Les prix globaux de l’électricité ont baissé de 60 % – dont 13 % dans la seule année 2013 – et les prix à l’année ont atteint les niveaux les plus bas depuis huit ans. C’est pourquoi les industries françaises fortement consommatrices d’énergie se plaignent des coûts énergétiques inférieurs (de 25 %) de leurs concurrents allemands.

Le mythe récent d’une “désindustrialisation” allemande ne manque pas d’ironie, car la grande industrie allemande paie uniquement ces prix globaux décroissants. Elle est en effet exemptée des coûts de renouvelables qui les réduisent, ainsi que des coûts de réseaux, les deux étant mis sur le compte des foyers domestiques (dont les factures sont constituées pour moitié de taxes). Cela dit, les factures des foyers ont cessé de croître, les anciens contrats étant renégociés.

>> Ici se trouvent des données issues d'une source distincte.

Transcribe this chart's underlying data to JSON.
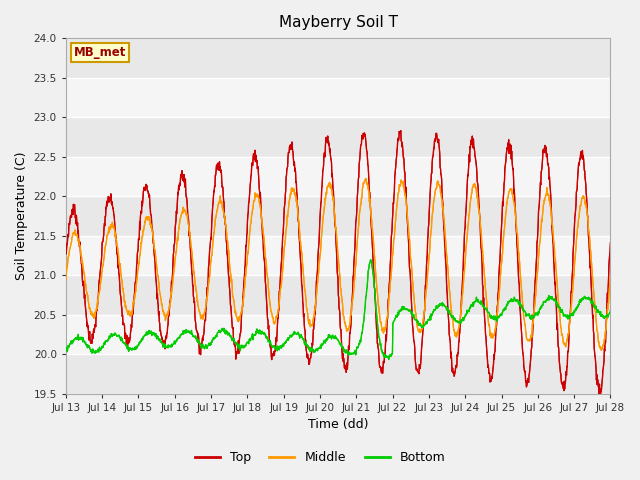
{
  "title": "Mayberry Soil T",
  "xlabel": "Time (dd)",
  "ylabel": "Soil Temperature (C)",
  "ylim": [
    19.5,
    24.0
  ],
  "yticks": [
    19.5,
    20.0,
    20.5,
    21.0,
    21.5,
    22.0,
    22.5,
    23.0,
    23.5,
    24.0
  ],
  "n_days": 15,
  "n_per_day": 96,
  "top_color": "#cc0000",
  "middle_color": "#ff9900",
  "bottom_color": "#00cc00",
  "legend_labels": [
    "Top",
    "Middle",
    "Bottom"
  ],
  "annotation_text": "MB_met",
  "bg_color": "#f0f0f0",
  "plot_bg_color": "#f0f0f0",
  "grid_color": "#ffffff",
  "x_tick_labels": [
    "Jul 13",
    "Jul 14",
    "Jul 15",
    "Jul 16",
    "Jul 17",
    "Jul 18",
    "Jul 19",
    "Jul 20",
    "Jul 21",
    "Jul 22",
    "Jul 23",
    "Jul 24",
    "Jul 25",
    "Jul 26",
    "Jul 27",
    "Jul 28"
  ]
}
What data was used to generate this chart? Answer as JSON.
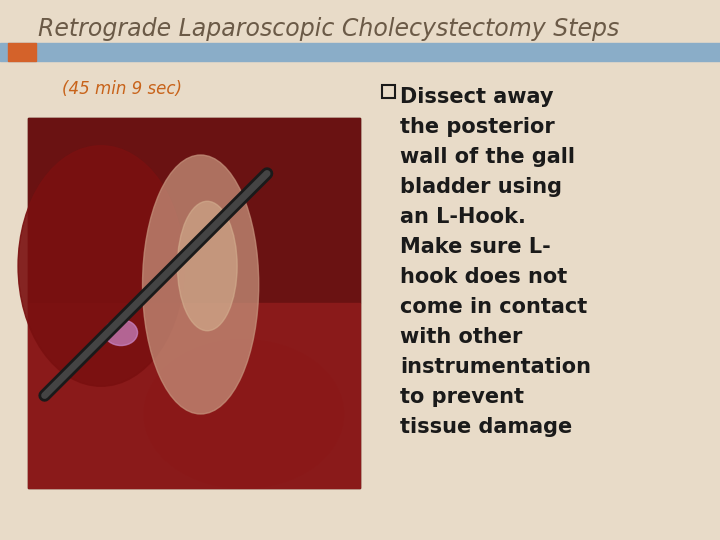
{
  "title": "Retrograde Laparoscopic Cholecystectomy Steps",
  "subtitle": "(45 min 9 sec)",
  "bullet_lines": [
    "Dissect away",
    "the posterior",
    "wall of the gall",
    "bladder using",
    "an L-Hook.",
    "Make sure L-",
    "hook does not",
    "come in contact",
    "with other",
    "instrumentation",
    "to prevent",
    "tissue damage"
  ],
  "bg_color": "#e8dbc8",
  "blue_bar_color": "#8aadc8",
  "orange_accent_color": "#d4622a",
  "title_color": "#6b5a47",
  "subtitle_color": "#c8631a",
  "bullet_color": "#1a1a1a",
  "title_fontsize": 17,
  "subtitle_fontsize": 12,
  "bullet_fontsize": 15,
  "fig_width": 7.2,
  "fig_height": 5.4
}
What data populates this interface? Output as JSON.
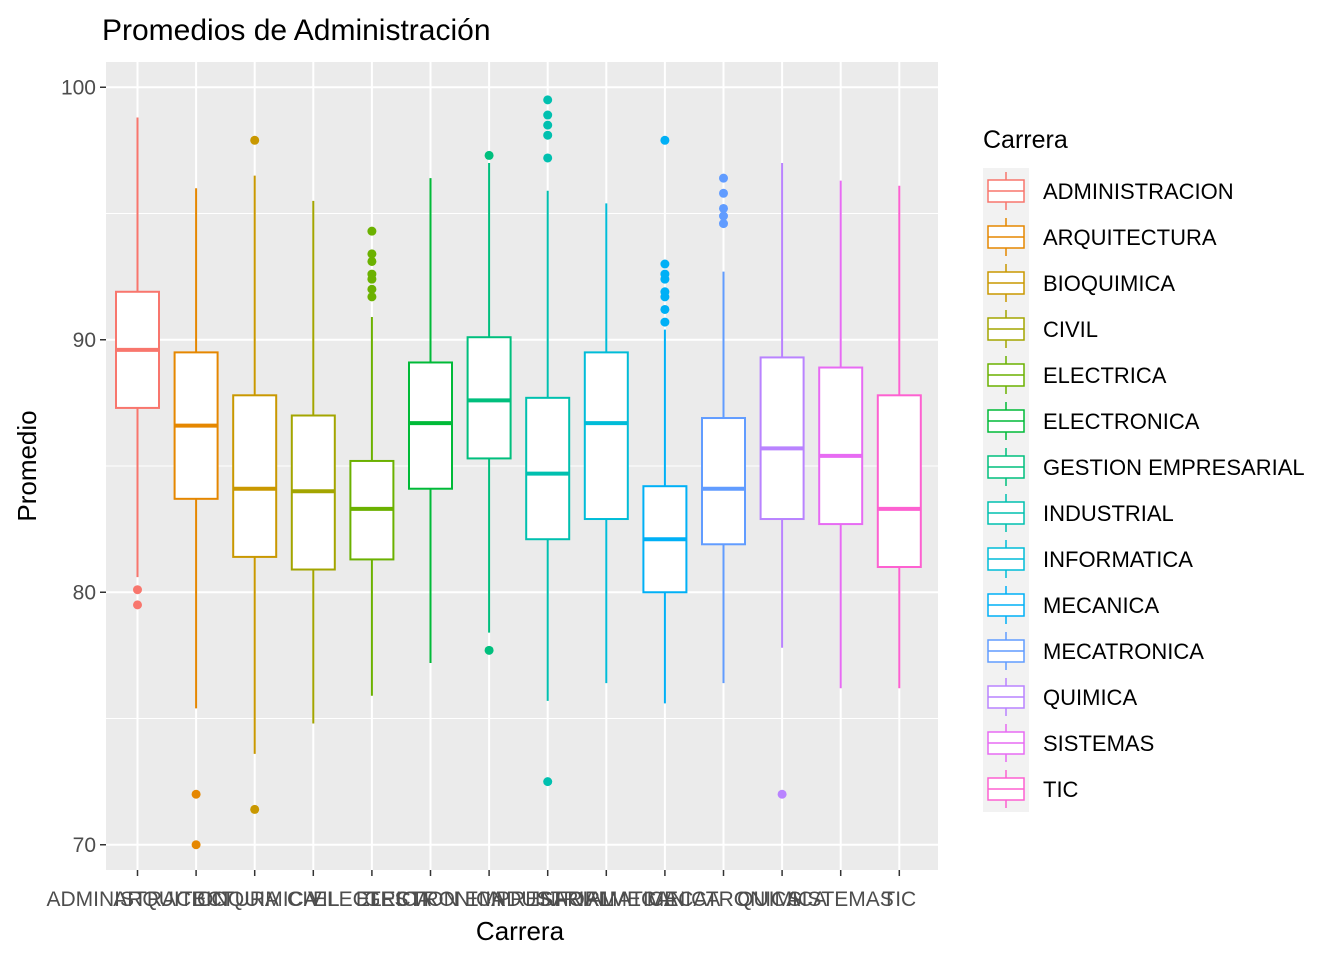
{
  "chart_data": {
    "type": "box",
    "title": "Promedios de Administración",
    "xlabel": "Carrera",
    "ylabel": "Promedio",
    "ylim": [
      69,
      101
    ],
    "yticks": [
      70,
      80,
      90,
      100
    ],
    "grid": true,
    "legend_placement": "right",
    "legend_title": "Carrera",
    "categories": [
      "ADMINISTRACION",
      "ARQUITECTURA",
      "BIOQUIMICA",
      "CIVIL",
      "ELECTRICA",
      "ELECTRONICA",
      "GESTION EMPRESARIAL",
      "INDUSTRIAL",
      "INFORMATICA",
      "MECANICA",
      "MECATRONICA",
      "QUIMICA",
      "SISTEMAS",
      "TIC"
    ],
    "x_tick_labels": [
      "ADMINISTRACION",
      "ARQUITECTURA",
      "BIOQUIMICA",
      "CIVIL",
      "ELECTRICA",
      "ELECTRONICA",
      "GESTION EMPRESARIAL",
      "INDUSTRIAL",
      "INFORMATICA",
      "MECANICA",
      "MECATRONICA",
      "QUIMICA",
      "SISTEMAS",
      "TIC"
    ],
    "colors": [
      "#F8766D",
      "#E58700",
      "#C99800",
      "#A3A500",
      "#6BB100",
      "#00BA38",
      "#00BF7D",
      "#00C0AF",
      "#00BCD8",
      "#00B0F6",
      "#619CFF",
      "#B983FF",
      "#E76BF3",
      "#FD61D1",
      "#FF67A4"
    ],
    "series": [
      {
        "name": "ADMINISTRACION",
        "color": "#F8766D",
        "min": 80.6,
        "q1": 87.3,
        "median": 89.6,
        "q3": 91.9,
        "max": 98.8,
        "outliers": [
          80.1,
          79.5
        ]
      },
      {
        "name": "ARQUITECTURA",
        "color": "#E58700",
        "min": 75.4,
        "q1": 83.7,
        "median": 86.6,
        "q3": 89.5,
        "max": 96.0,
        "outliers": [
          72.0,
          70.0
        ]
      },
      {
        "name": "BIOQUIMICA",
        "color": "#C99800",
        "min": 73.6,
        "q1": 81.4,
        "median": 84.1,
        "q3": 87.8,
        "max": 96.5,
        "outliers": [
          97.9,
          71.4
        ]
      },
      {
        "name": "CIVIL",
        "color": "#A3A500",
        "min": 74.8,
        "q1": 80.9,
        "median": 84.0,
        "q3": 87.0,
        "max": 95.5,
        "outliers": []
      },
      {
        "name": "ELECTRICA",
        "color": "#6BB100",
        "min": 75.9,
        "q1": 81.3,
        "median": 83.3,
        "q3": 85.2,
        "max": 90.9,
        "outliers": [
          94.3,
          93.4,
          93.1,
          92.6,
          92.4,
          92.0,
          91.7
        ]
      },
      {
        "name": "ELECTRONICA",
        "color": "#00BA38",
        "min": 77.2,
        "q1": 84.1,
        "median": 86.7,
        "q3": 89.1,
        "max": 96.4,
        "outliers": []
      },
      {
        "name": "GESTION EMPRESARIAL",
        "color": "#00BF7D",
        "min": 78.4,
        "q1": 85.3,
        "median": 87.6,
        "q3": 90.1,
        "max": 97.0,
        "outliers": [
          97.3,
          77.7
        ]
      },
      {
        "name": "INDUSTRIAL",
        "color": "#00C0AF",
        "min": 75.7,
        "q1": 82.1,
        "median": 84.7,
        "q3": 87.7,
        "max": 95.9,
        "outliers": [
          99.5,
          98.9,
          98.5,
          98.1,
          97.2,
          72.5
        ]
      },
      {
        "name": "INFORMATICA",
        "color": "#00BCD8",
        "min": 76.4,
        "q1": 82.9,
        "median": 86.7,
        "q3": 89.5,
        "max": 95.4,
        "outliers": []
      },
      {
        "name": "MECANICA",
        "color": "#00B0F6",
        "min": 75.6,
        "q1": 80.0,
        "median": 82.1,
        "q3": 84.2,
        "max": 90.4,
        "outliers": [
          97.9,
          93.0,
          92.6,
          92.4,
          91.9,
          91.7,
          91.2,
          90.7
        ]
      },
      {
        "name": "MECATRONICA",
        "color": "#619CFF",
        "min": 76.4,
        "q1": 81.9,
        "median": 84.1,
        "q3": 86.9,
        "max": 92.7,
        "outliers": [
          96.4,
          95.8,
          95.2,
          94.9,
          94.6
        ]
      },
      {
        "name": "QUIMICA",
        "color": "#B983FF",
        "min": 77.8,
        "q1": 82.9,
        "median": 85.7,
        "q3": 89.3,
        "max": 97.0,
        "outliers": [
          72.0
        ]
      },
      {
        "name": "SISTEMAS",
        "color": "#E76BF3",
        "min": 76.2,
        "q1": 82.7,
        "median": 85.4,
        "q3": 88.9,
        "max": 96.3,
        "outliers": []
      },
      {
        "name": "TIC",
        "color": "#FD61D1",
        "min": 76.2,
        "q1": 81.0,
        "median": 83.3,
        "q3": 87.8,
        "max": 96.1,
        "outliers": []
      }
    ]
  }
}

Le plus avancé par rapport aux accords de Kyoto

Quant aux émissions de carbone des centrales thermiques, elles ont plutôt baissé en 2013 – la consommation de combustible solide étant légèrement plus forte mais compensée par une efficacité plus grande -, et il en a été de même pour les industriels.

Certes, le total des émissions a légèrement augmenté en 2012 en raison d’un hiver froid. L’augmentation en 2013 est due aux exportations record d’énergie réalisées grâce au charbon (!) pour des raisons liées uniquement au marché : un pic des prix gaziers, du charbon bon marché issu d’un marché américain réduit, et un marché européen excédentaire des droits carbone.

Au premier trimestre 2014, les émissions de carbone comme la consommation de charbon allemandes ont à nouveau diminué, et ceci devrait se poursuivre. L’Allemagne est de loin le pays européen le plus avancé en ce qui concerne ses obligations à l’égard de Kyoto.

Nucléaire qui baisse et énergies renouvelables de plus en plus fortes

En résumé, la politique allemande a donné aux renouvelables un accès équitable au réseau, a promu la concurrence et affaibli les monopoles, et a aidé les citoyens et les collectivités à acquérir la moitié de la capacité d’énergie renouvelable.

En 2013, la production d’énergie nucléaire de l’Allemagne a atteint son niveau le plus bas depuis trente ans, alors que les renouvelables, qui ont augmenté de 56 %, ont fourni 27 % de l’énergie domestique au premier trimestre 2014… avec même un pic à 74 % le 11 mai .

Source Reporterre : Article de Amory Lovins du 8 juillet 2014 (Rocky Mountain Institute) traduit et adapté pour Reporterre par Harry Bernas.